Rena and Grayson stayed out in the river. After a while, my brother disappeared under the surface, then came up with a handful of rocks, holding them with his fingers splayed to let the sediment fall through and back into the water. He and Rena bent their heads over what was left in his hand, him pointing and explaining in that methodical way Grayson does everything.

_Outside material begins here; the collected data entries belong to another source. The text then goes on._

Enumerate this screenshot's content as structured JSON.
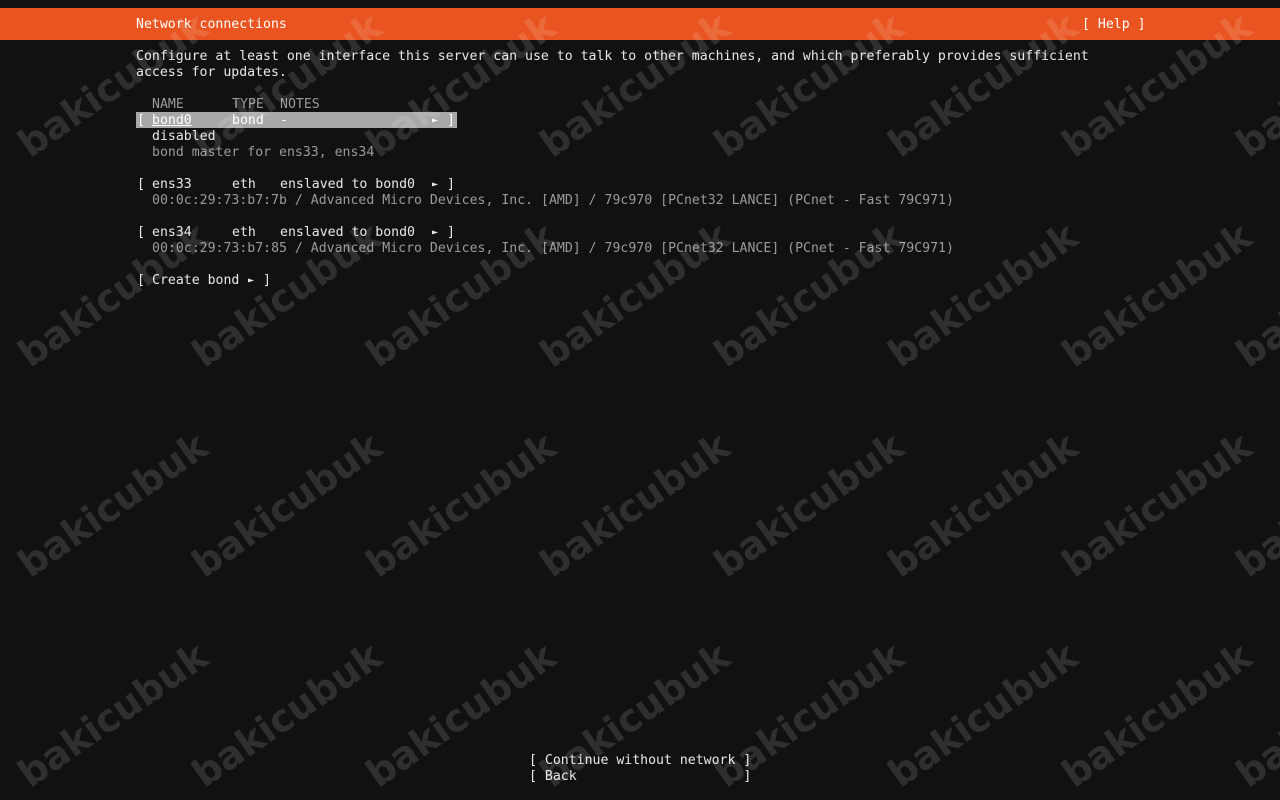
{
  "header": {
    "title": "Network connections",
    "help": "[ Help ]"
  },
  "intro": {
    "line1": "Configure at least one interface this server can use to talk to other machines, and which preferably provides sufficient",
    "line2": "access for updates."
  },
  "table": {
    "columns": {
      "name": "NAME",
      "type": "TYPE",
      "notes": "NOTES"
    },
    "rows": [
      {
        "open": "[",
        "name": "bond0",
        "type": "bond",
        "notes": "-",
        "arrow": "►",
        "close": "]",
        "status": "disabled",
        "detail": "bond master for ens33, ens34"
      },
      {
        "open": "[",
        "name": "ens33",
        "type": "eth",
        "notes": "enslaved to bond0",
        "arrow": "►",
        "close": "]",
        "detail": "00:0c:29:73:b7:7b / Advanced Micro Devices, Inc. [AMD] / 79c970 [PCnet32 LANCE] (PCnet - Fast 79C971)"
      },
      {
        "open": "[",
        "name": "ens34",
        "type": "eth",
        "notes": "enslaved to bond0",
        "arrow": "►",
        "close": "]",
        "detail": "00:0c:29:73:b7:85 / Advanced Micro Devices, Inc. [AMD] / 79c970 [PCnet32 LANCE] (PCnet - Fast 79C971)"
      }
    ]
  },
  "create_bond": {
    "open": "[",
    "label": "Create bond",
    "arrow": "►",
    "close": "]"
  },
  "footer": {
    "continue": "[ Continue without network ]",
    "back": "[ Back                     ]"
  },
  "watermark": "bakicubuk",
  "colors": {
    "header": "#e95420",
    "background": "#111111",
    "selection": "#a8a8a8"
  }
}
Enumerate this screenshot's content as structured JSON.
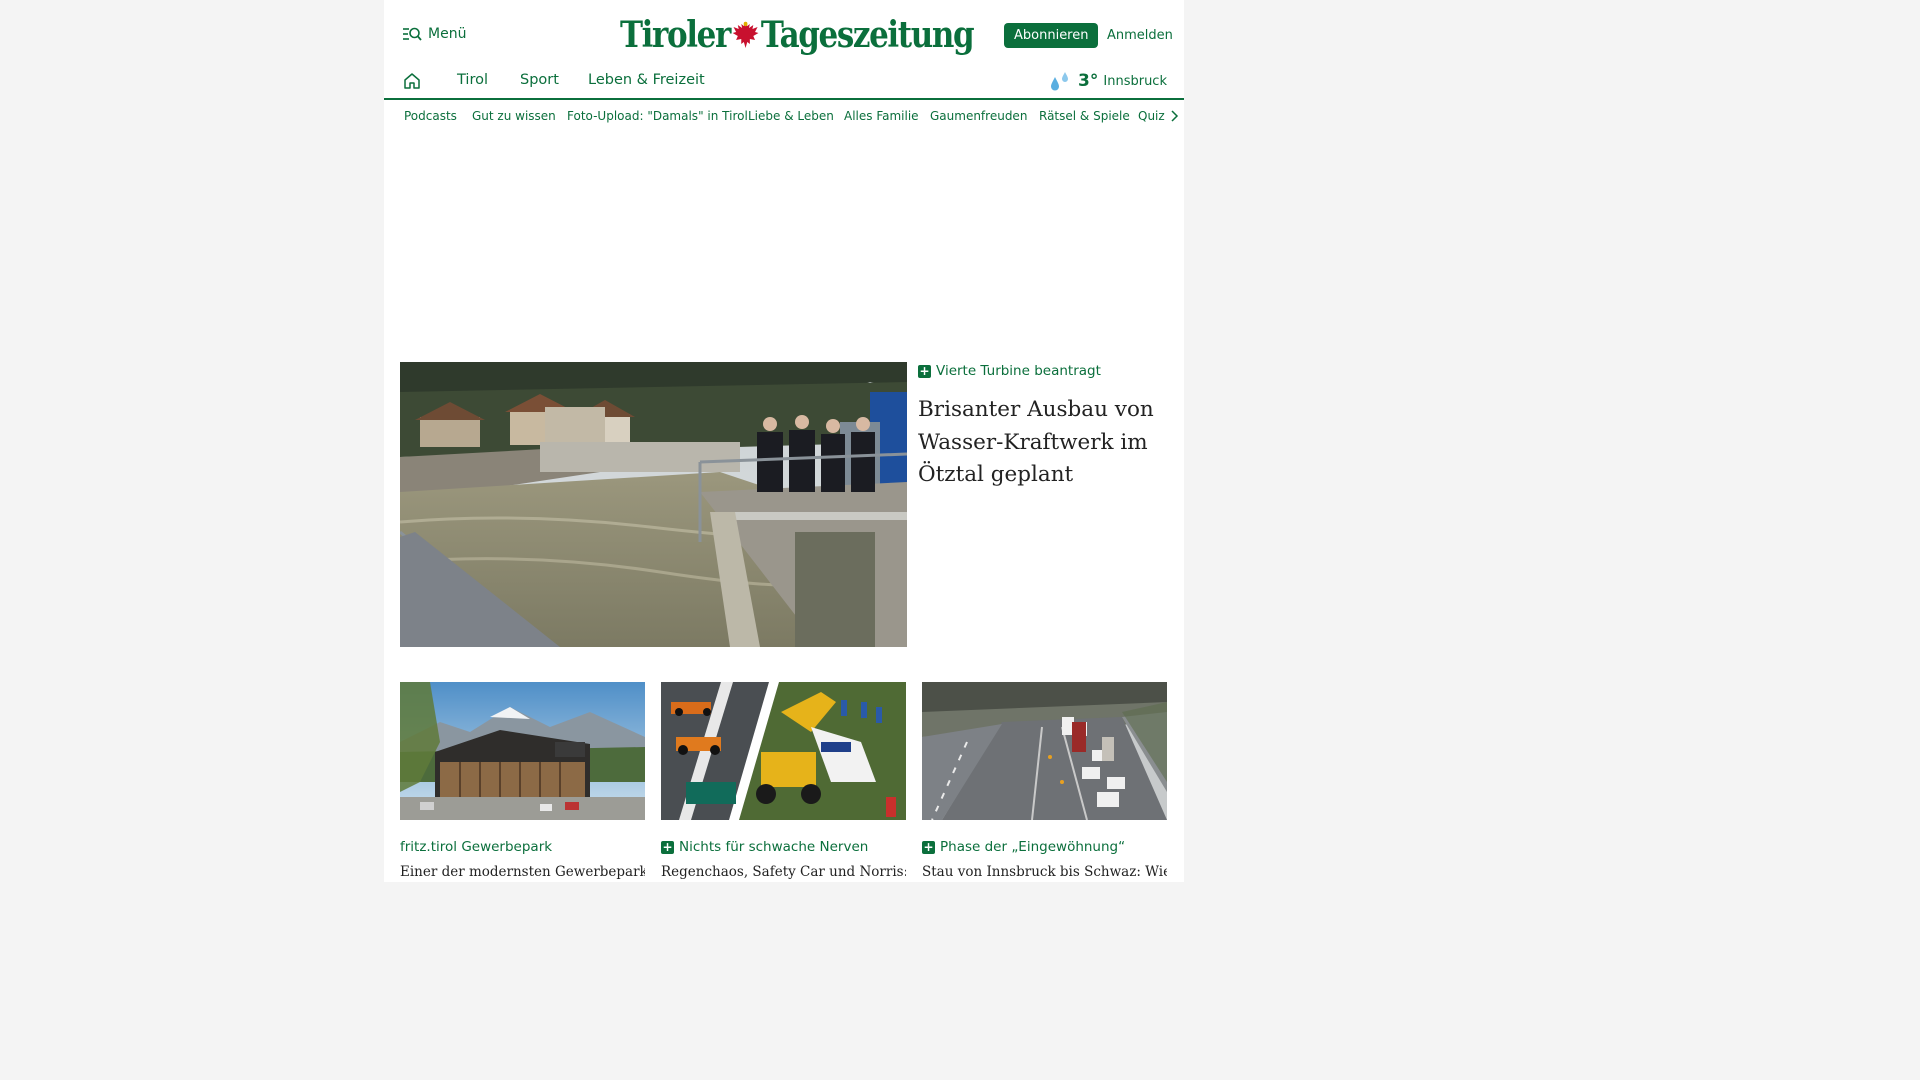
{
  "header": {
    "menu_label": "Menü",
    "logo_left": "Tiroler",
    "logo_right": "Tageszeitung",
    "subscribe_label": "Abonnieren",
    "login_label": "Anmelden",
    "brand_color": "#0b6f3c",
    "eagle_color": "#c8102e"
  },
  "main_nav": {
    "items": [
      "Tirol",
      "Sport",
      "Leben & Freizeit"
    ]
  },
  "weather": {
    "temperature": "3°",
    "city": "Innsbruck",
    "icon": "rain-drops-icon"
  },
  "sub_nav": {
    "items": [
      "Podcasts",
      "Gut zu wissen",
      "Foto-Upload: \"Damals\" in Tirol",
      "Liebe & Leben",
      "Alles Familie",
      "Gaumenfreuden",
      "Rätsel & Spiele",
      "Quiz"
    ]
  },
  "hero": {
    "kicker": "Vierte Turbine beantragt",
    "title": "Brisanter Ausbau von Wasser-Kraftwerk im Ötztal geplant",
    "premium": true
  },
  "cards": [
    {
      "kicker": "fritz.tirol Gewerbepark",
      "title": "Einer der modernsten Gewerbeparks",
      "premium": false
    },
    {
      "kicker": "Nichts für schwache Nerven",
      "title": "Regenchaos, Safety Car und Norris:",
      "premium": true
    },
    {
      "kicker": "Phase der „Eingewöhnung“",
      "title": "Stau von Innsbruck bis Schwaz: Wie",
      "premium": true
    }
  ]
}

I could barely believe this was my brother out there, neck-deep in river water, smucking up handfuls of mossy grime, not even thinking about what wildlife might be swimming around his ankles. In some ways he seemed to
completely forget his OCD. He seemed more relaxed than he’d been in years. But a part of me wondered how much of that was about my plan working and how much was about me not seeing him for who he really was. Was I just seeing it now because I’d been stuck in a car with him for two days and he was always right there in my face, whereas at home I could isolate myself, pretend he and his problems didn’t exist whenever it was inconvenient for me to face them? Or was it because he (or Mom and Dad) had tried to shelter me from his OCD at home? Or was I just blind, forever wanting so much to have the perfect family that I refused to see reality?

I brought Bo’s carrier back to the tree. He was still sleeping. I felt a pang of worry. What if there was something wrong with him and Rena never did anything about it? I was surprised by how much Bo and Rena had become part of our trip so quickly. How already I was worrying about Bo and how already I had a feeling that Rena didn’t know enough to be worried.